Verse 18
And the nations were wroth, and thy wrath came, and the time of the dead to be judged, and the time to give their reward to thy servants the prophets, and to the saints, and to them that fear thy name, the small and the great; and to destroy them that destroy the earth.
These terse references are to what has already taken place, as clearly indicated by the consistent use of the past tense, the great fact of the execution of those events being here the theme of perpetual thanksgiving and praise in the presence of God. Angry nations, sin, Satan, and death no longer exist.
And the nations were wroth ... The universal anger of the unrepentant and rebellious world as their vaunted civilization, rotten to its foundations with the corruption of sin, disintegrates and falls to pieces, is here extolled in the song of the redeemed. The answer to man's wrath was the coming of God's wrath upon the world.
And thy wrath came ... Is this a fitting subject for the rejoicing of the saved in glory? Indeed it is. The great error of unregenerated people is that they cannot be angry with evil. Why? Because the natural, unregenerated man, is himself evil. We may therefore set aside the opinions of those who reject this song as not being in any sense a Christian conception.
Let there be no false pity for the unrepentant. The fond hope that God might give them one more chance after death is contrary both to Scripture and to reason .... How much do we really care that right should triumph and evil be defeated?

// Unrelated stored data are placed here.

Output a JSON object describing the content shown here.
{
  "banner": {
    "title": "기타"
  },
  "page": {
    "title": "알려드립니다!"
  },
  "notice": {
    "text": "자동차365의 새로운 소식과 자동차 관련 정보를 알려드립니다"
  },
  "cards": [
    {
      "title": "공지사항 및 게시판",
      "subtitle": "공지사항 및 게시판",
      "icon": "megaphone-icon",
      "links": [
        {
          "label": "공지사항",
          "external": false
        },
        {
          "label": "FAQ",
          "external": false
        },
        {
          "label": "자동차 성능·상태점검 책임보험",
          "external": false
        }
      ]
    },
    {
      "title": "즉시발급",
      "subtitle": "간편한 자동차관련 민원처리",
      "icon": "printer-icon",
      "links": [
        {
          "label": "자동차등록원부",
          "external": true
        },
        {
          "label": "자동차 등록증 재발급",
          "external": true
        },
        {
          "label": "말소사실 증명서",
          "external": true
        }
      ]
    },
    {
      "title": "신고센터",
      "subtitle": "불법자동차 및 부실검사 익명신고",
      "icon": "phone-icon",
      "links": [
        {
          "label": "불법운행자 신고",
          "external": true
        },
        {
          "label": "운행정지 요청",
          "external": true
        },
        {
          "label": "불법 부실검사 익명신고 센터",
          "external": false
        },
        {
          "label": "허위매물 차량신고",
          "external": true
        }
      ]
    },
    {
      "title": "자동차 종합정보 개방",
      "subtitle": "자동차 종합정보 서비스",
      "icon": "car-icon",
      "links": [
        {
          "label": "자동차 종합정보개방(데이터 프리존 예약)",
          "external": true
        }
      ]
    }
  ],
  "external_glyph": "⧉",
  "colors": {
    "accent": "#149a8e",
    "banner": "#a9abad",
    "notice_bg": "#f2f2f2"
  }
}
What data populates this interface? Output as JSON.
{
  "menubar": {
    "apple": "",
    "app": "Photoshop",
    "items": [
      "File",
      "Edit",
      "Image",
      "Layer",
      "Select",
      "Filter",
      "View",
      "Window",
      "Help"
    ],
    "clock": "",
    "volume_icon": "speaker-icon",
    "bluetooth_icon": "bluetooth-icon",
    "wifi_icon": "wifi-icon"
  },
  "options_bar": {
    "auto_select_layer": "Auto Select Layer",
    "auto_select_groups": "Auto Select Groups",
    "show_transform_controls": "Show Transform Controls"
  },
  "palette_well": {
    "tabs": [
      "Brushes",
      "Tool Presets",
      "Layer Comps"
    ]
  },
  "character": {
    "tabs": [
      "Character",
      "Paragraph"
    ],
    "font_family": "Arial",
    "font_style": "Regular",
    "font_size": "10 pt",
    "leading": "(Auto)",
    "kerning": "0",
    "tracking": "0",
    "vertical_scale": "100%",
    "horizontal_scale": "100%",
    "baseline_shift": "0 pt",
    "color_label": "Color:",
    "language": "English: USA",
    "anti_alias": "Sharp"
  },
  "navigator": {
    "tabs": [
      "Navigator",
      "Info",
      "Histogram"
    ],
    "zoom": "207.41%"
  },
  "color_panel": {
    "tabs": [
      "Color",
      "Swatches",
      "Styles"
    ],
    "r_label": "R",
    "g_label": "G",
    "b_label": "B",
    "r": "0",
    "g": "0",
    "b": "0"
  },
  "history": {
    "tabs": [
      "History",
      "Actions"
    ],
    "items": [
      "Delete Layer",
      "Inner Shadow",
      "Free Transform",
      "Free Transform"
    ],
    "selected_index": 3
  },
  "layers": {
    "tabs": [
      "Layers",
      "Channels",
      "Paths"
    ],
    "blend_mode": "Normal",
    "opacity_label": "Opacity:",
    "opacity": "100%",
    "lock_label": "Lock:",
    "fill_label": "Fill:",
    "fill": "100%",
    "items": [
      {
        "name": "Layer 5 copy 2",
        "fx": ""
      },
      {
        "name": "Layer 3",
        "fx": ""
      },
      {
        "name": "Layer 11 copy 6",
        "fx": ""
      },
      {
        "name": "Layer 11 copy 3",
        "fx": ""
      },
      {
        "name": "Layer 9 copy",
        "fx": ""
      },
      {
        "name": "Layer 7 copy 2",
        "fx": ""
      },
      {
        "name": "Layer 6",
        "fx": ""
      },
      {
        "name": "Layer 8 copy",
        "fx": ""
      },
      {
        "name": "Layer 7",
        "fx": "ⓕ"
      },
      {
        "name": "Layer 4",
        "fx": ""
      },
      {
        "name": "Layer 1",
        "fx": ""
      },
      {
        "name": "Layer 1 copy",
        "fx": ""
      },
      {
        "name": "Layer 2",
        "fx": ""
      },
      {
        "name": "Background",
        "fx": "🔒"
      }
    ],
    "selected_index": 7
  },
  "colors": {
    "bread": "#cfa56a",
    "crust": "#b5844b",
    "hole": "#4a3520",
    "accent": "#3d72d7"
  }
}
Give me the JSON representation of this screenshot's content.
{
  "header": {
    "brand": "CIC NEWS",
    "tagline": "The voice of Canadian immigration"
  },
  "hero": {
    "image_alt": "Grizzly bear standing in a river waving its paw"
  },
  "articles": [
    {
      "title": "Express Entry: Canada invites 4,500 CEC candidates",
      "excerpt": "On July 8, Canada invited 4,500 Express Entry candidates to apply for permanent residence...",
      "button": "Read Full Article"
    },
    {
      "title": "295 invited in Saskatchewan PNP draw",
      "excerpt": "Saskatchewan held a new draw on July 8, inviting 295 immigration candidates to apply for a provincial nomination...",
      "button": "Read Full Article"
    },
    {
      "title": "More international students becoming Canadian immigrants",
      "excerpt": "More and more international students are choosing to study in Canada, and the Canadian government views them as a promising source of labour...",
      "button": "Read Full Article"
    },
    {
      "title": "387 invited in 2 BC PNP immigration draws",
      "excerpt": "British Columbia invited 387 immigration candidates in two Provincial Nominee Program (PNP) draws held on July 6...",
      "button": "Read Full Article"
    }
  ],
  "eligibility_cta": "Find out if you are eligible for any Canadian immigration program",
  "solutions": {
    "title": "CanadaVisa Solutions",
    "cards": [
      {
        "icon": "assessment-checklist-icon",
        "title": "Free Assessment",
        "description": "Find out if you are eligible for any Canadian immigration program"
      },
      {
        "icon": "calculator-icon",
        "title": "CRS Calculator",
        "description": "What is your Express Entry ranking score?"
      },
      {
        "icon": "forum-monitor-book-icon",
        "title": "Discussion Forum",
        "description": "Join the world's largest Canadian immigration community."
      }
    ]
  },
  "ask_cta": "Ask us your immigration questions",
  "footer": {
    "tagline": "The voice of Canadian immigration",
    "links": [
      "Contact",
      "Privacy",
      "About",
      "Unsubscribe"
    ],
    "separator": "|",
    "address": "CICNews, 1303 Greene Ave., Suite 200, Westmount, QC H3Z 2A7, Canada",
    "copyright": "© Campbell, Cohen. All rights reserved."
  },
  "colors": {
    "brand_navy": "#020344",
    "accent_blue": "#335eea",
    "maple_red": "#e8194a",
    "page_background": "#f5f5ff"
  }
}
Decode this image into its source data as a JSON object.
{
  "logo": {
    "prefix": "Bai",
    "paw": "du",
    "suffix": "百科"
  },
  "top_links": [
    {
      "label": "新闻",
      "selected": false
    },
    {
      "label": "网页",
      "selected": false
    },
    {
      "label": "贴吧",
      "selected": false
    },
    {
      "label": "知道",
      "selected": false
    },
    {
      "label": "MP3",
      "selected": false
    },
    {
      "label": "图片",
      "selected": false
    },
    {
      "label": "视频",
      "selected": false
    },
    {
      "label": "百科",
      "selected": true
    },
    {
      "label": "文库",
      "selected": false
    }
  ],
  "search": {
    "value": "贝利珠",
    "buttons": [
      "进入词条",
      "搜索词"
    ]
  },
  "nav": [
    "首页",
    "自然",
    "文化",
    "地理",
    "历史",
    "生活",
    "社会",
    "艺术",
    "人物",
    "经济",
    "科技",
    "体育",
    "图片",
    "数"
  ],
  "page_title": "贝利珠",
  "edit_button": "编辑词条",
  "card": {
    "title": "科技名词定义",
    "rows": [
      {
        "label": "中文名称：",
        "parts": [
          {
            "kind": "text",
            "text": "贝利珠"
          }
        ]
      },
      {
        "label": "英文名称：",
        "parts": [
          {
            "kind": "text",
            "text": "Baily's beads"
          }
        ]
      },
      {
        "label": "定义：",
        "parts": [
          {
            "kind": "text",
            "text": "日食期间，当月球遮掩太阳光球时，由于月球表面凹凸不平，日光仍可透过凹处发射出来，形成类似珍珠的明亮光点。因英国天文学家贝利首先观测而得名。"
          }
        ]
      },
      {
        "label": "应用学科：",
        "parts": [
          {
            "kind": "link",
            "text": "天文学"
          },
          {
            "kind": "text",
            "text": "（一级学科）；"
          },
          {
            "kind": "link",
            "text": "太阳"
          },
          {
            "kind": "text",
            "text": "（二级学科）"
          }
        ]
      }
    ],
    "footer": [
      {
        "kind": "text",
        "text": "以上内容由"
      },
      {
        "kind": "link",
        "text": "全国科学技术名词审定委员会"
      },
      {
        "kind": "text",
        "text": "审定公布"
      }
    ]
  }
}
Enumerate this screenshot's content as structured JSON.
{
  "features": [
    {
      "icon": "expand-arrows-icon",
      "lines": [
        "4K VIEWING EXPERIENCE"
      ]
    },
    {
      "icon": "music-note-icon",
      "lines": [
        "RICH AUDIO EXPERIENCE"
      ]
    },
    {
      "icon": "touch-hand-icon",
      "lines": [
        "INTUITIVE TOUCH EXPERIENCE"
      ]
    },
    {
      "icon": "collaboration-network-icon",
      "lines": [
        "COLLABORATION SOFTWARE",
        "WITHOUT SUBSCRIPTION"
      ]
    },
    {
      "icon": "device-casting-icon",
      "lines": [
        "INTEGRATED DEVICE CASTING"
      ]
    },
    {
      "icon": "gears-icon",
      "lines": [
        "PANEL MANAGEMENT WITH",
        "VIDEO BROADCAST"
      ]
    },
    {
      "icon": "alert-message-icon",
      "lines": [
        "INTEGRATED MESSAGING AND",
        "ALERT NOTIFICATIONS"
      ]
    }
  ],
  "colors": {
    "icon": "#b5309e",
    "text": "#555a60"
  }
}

Much of the sanctimonious reaction of our age to just retribution is only blindness, a lack of hatred for Satan and his works, and a lack of concern for the glory of God.[92]
"There is an appropriateness in God's tailoring the punishment to fit the crime."[93] Judgment and recompense are not contradictory to love, but a necessary aspect of it."[94] The current misunderstanding and misrepresentation of God's love make it to be an attitude that is not even worthy of a good citizen, much less, of the God of all creation.
And the time of the dead to be judged ... This is a reference to the judgment which concluded the sixth trumpet; and this statement particularly makes it mandatory to view the end of the sixth trumpet as the final Advent of Christ and the eternal judgment of the last day.
And the time to give their reward ... All of these clauses are in the past tense, due to "thy wrath came" at the head of the verse. Some have tried to establish this as the prophetic tense, in order to construe these events as future; but there is no evidence at all that such is the case. The necessity of seeing this as a reference to the final judgment is derived from passages like 2 Timothy 4:8ff.
To thy servants the prophets ... the saints ... them that fear thy name ... small ... great ... Notice that all of God's people are included in this. The supposition of Vitringa and others "who understand this as a reference to the dead martyrs who at this time are vindicated,"[95] is refuted by this comprehensive enumeration of all classes of people, the small, the great, etc., who all receive their reward simultaneously at the "last day."
And to destroy them that destroy the earth ... The wicked also shall receive their reward simultaneously with the reward of the righteous, but apparently, somewhat afterwards. Their reward, however, is destruction. "On the same day, all those who fear the Lord receive their reward, while the destroyers are destroyed."[96] This corresponds exactly with our Saviour's own descriptive revelation of the final judgment in Matthew 25:31ff.
[92] Michael Wilcock, I Saw Heaven Opened (Downers Grove, Illinois: Inter-Varsity Press, 1975), pp. 107,108.
[93] Robert H. Mounce, op. cit., p. 231.
[94] Vernard Eller, op. cit.. p. 122.
[95] A. Plummer, op. cit., p. 294.
[96] William Hendriksen, op. cit., p. 160.